頭の位置、肩や背中の状態、力の入り具合など、体全体をチェックしてみてください。

頭が垂れ下がったり、背中が前に曲がったりしていないでしょうか。

もし姿勢がそのようになっていたとした場合、そのときの気分はどうでしょうか。

逆に、背筋が伸びて、その上に頭がバランス良く乗っていたとして、その場合の気分の状態はどうでしょうか。

おそらく、頭が垂れ下がっていて背中が前に曲がっているときには、気分は優れないでしょう。

背筋が伸びて頭がバランス良く乗っているときには、気持ちも同じようにぴんと張った感じになっているでしょう。

このように、姿勢と気分はとても密接に関係しています。

うつ病などで気分が沈み混んでいるときには、歩き方もいつもとは違ってくると言われています。
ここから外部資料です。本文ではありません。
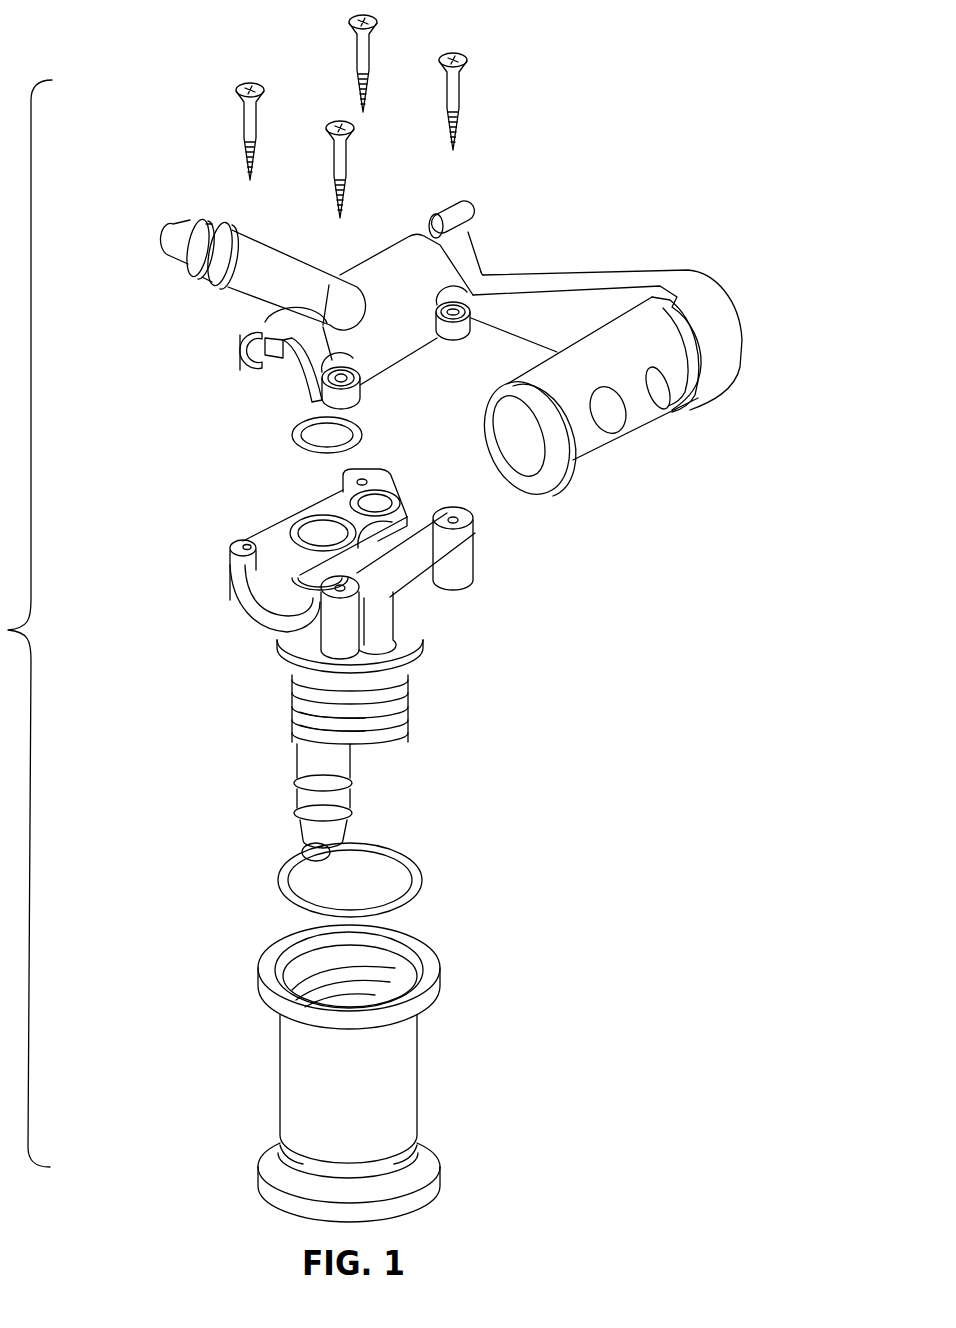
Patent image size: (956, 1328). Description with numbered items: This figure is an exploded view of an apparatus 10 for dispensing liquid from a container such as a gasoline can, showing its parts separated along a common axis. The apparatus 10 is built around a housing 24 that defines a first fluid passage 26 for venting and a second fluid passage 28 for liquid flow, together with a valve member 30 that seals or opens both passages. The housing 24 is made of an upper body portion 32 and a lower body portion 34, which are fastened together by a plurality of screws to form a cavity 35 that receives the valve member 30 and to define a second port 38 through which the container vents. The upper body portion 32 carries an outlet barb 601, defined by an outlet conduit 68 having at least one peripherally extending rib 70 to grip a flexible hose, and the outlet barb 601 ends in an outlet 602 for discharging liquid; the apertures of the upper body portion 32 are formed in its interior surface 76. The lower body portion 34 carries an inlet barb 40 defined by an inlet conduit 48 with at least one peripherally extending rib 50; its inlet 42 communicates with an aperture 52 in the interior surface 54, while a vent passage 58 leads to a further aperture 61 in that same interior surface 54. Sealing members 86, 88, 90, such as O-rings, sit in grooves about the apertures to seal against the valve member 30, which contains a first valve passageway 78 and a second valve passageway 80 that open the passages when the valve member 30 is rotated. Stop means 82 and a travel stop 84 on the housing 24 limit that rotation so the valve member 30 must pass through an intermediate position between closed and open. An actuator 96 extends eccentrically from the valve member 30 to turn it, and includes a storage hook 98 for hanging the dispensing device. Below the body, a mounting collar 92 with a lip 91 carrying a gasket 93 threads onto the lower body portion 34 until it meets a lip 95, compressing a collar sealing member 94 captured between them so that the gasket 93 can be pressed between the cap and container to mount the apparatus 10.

The apparatus 10 is at (114, 462).
The housing 24 is at (384, 233).
The first fluid passage 26 is at (424, 601).
The second fluid passage 28 is at (273, 656).
The valve member 30 is at (490, 369).
The upper body portion 32 is at (368, 268).
The lower body portion 34 is at (262, 626).
The cavity 35 is at (258, 586).
The second port 38 is at (527, 447).
The inlet barb 40 is at (277, 745).
The inlet 42 is at (303, 858).
The inlet conduit 48 is at (335, 757).
The peripherally extending rib 50 is at (352, 812).
The aperture 52 is at (285, 572).
The interior surface 54 is at (255, 548).
The vent passage 58 is at (393, 598).
The aperture 61 is at (413, 523).
The outlet conduit 68 is at (227, 244).
The peripherally extending rib 70 is at (210, 277).
The interior surface 76 is at (258, 366).
The first valve passageway 78 is at (662, 392).
The second valve passageway 80 is at (607, 415).
The stop means 82 is at (283, 372).
The travel stop 84 is at (272, 352).
The sealing member 86 is at (338, 522).
The sealing member 88 is at (400, 497).
The sealing member 90 is at (356, 432).
The lip 91 is at (440, 978).
The mounting collar 92 is at (407, 1065).
The gasket 93 is at (428, 1163).
The collar sealing member 94 is at (418, 875).
The lip 95 is at (415, 663).
The actuator 96 is at (644, 259).
The storage hook 98 is at (468, 208).
The outlet barb 601 is at (251, 223).
The outlet 602 is at (165, 236).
そのことについては、抑うつ状態の人の歩き方を調査した心理学者のヨハネス・ミシャラク先生の研究が有名です。

ミシャラク先生は、体に40個以上の反射マークをつけて3Dで歩行者の動きを調べました。

そうすると、抑うつ状態の人は、腕を動かさずに、前かがみになった体を左右に揺らしながらゆっくりと歩いていることがわかりました。

落ち込んでいるからそのような姿勢になるのでしょうか。

もちろん、そのように考えることができます。

しかし、それとはまったく逆の解釈もできます。

そのような歩き方をしたり、そのような姿勢をしたりしていると気持ちが沈み込んで来ているのではないかとも考えることができます。

じつは、このどちらの解釈も当たっているのです。

頭をたれて前かがみになって、しょんぼりとした姿勢で歩いていると、次第にこころの元気が失われてきます。

逆に、背筋をぴんと伸ばして歩くと、気持ちが前向きになってきます。

座っているときの姿勢も同じように気持ちに影響します。

皆さんも自分で試してみて、元気になる姿勢や動きを研究してみてはどうでしょうか。